This shows a 6mm truncated teardrop sliced with 0.25mm layers, with red highlighting the overlap.
A long time ago I mitigated this by adding 1/4 of the layer height to the radius, for reasons I can't remember now, but it isn't very accurate. There is some slight interference vertically and gaps at the sides.
I am currently designing a gearbox with ball bearings in 3D printed pockets, which I want positioned accurately, so I decided to revisit the problem.
The correct solution is simple: the compensated shape for the teardrop is simply the hull of itself shifted up half a layer and shifted down half a layer. That compensates the top half so that the bottom of the layer ends up on the circle and the bottom half so that the top of the layer ends up on the circle.
So now all the tips of the stairs sit exactly on the circle, except near the top where the 45 degree overhang would be exceeded.
This is what the hole looks like before it is sliced.
It does of course make the model specific to being sliced at a certain layer height, but my models tend to be designed that way anyway,
I printed this test piece with 6mm holes at different offsets from the layer boundary as well as holes from 1mm to 5mm and I tested it with plug gauges.
The gauges fit all the holes easily. Some are snug and some have a little play vertically depending on how the top edge aligns with the layer boundaries.

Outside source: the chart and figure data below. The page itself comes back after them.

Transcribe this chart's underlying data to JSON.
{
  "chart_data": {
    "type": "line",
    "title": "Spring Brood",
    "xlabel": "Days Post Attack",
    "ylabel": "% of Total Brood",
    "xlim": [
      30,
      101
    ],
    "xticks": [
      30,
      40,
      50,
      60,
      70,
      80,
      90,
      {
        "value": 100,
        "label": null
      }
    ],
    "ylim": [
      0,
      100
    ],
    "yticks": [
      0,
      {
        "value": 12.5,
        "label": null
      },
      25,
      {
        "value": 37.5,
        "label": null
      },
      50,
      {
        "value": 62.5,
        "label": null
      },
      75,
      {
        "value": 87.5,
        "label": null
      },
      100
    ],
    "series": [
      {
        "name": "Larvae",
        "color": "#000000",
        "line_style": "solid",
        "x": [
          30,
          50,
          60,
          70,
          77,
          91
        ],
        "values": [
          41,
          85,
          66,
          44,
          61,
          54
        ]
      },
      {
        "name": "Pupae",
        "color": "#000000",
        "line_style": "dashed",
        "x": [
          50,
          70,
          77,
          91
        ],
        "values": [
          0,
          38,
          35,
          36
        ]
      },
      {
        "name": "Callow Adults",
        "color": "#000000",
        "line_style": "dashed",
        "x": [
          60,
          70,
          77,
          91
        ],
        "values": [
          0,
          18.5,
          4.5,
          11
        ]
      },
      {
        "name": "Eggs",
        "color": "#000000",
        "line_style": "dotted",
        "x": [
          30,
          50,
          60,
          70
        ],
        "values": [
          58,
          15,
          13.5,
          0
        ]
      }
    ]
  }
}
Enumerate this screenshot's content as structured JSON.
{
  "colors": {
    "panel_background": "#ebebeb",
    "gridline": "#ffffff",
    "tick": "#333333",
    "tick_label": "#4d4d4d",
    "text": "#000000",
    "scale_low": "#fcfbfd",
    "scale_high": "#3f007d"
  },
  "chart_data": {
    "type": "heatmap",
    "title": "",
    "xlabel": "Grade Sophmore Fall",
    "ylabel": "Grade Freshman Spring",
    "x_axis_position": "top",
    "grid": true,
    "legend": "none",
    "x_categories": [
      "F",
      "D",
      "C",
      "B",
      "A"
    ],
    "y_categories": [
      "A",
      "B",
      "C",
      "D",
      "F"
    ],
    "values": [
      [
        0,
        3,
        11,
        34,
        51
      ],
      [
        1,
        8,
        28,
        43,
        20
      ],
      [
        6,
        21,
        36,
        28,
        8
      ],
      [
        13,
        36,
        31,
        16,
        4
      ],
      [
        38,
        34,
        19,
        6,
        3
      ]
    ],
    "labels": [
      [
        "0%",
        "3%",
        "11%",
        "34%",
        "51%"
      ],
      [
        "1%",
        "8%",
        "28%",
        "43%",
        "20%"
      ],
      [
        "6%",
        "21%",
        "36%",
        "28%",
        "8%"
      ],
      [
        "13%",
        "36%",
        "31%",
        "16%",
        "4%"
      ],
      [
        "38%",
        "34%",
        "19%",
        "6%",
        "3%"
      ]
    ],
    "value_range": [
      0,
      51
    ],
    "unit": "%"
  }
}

The bridge layers over the top come out a bit low because the filament forms a cylinder from a volume that would normally almost fill a rectangle, making it a slight interference fit when the top lines up exactly with the layers. In other cases there is a bit of vertical play due to the 45 degree limit at the top of the teardrop. This won't be an issue with my gearbox because it will be split into top and bottom halves and the top half will be printed upside down.
I have updated teardrop_plus() in NopSCADlib to use this method and also added a plus option to all the other variants like tearslot(). See https://github.com/nophead/NopSCADlib#Teardrops and https://github.com/nophead/NopSCADlib#Horiholes where you can find the code to make the test STL.
It should work universally as long as all slicers slice in the centre of the layer. Obviously it makes less difference with smaller layer heights.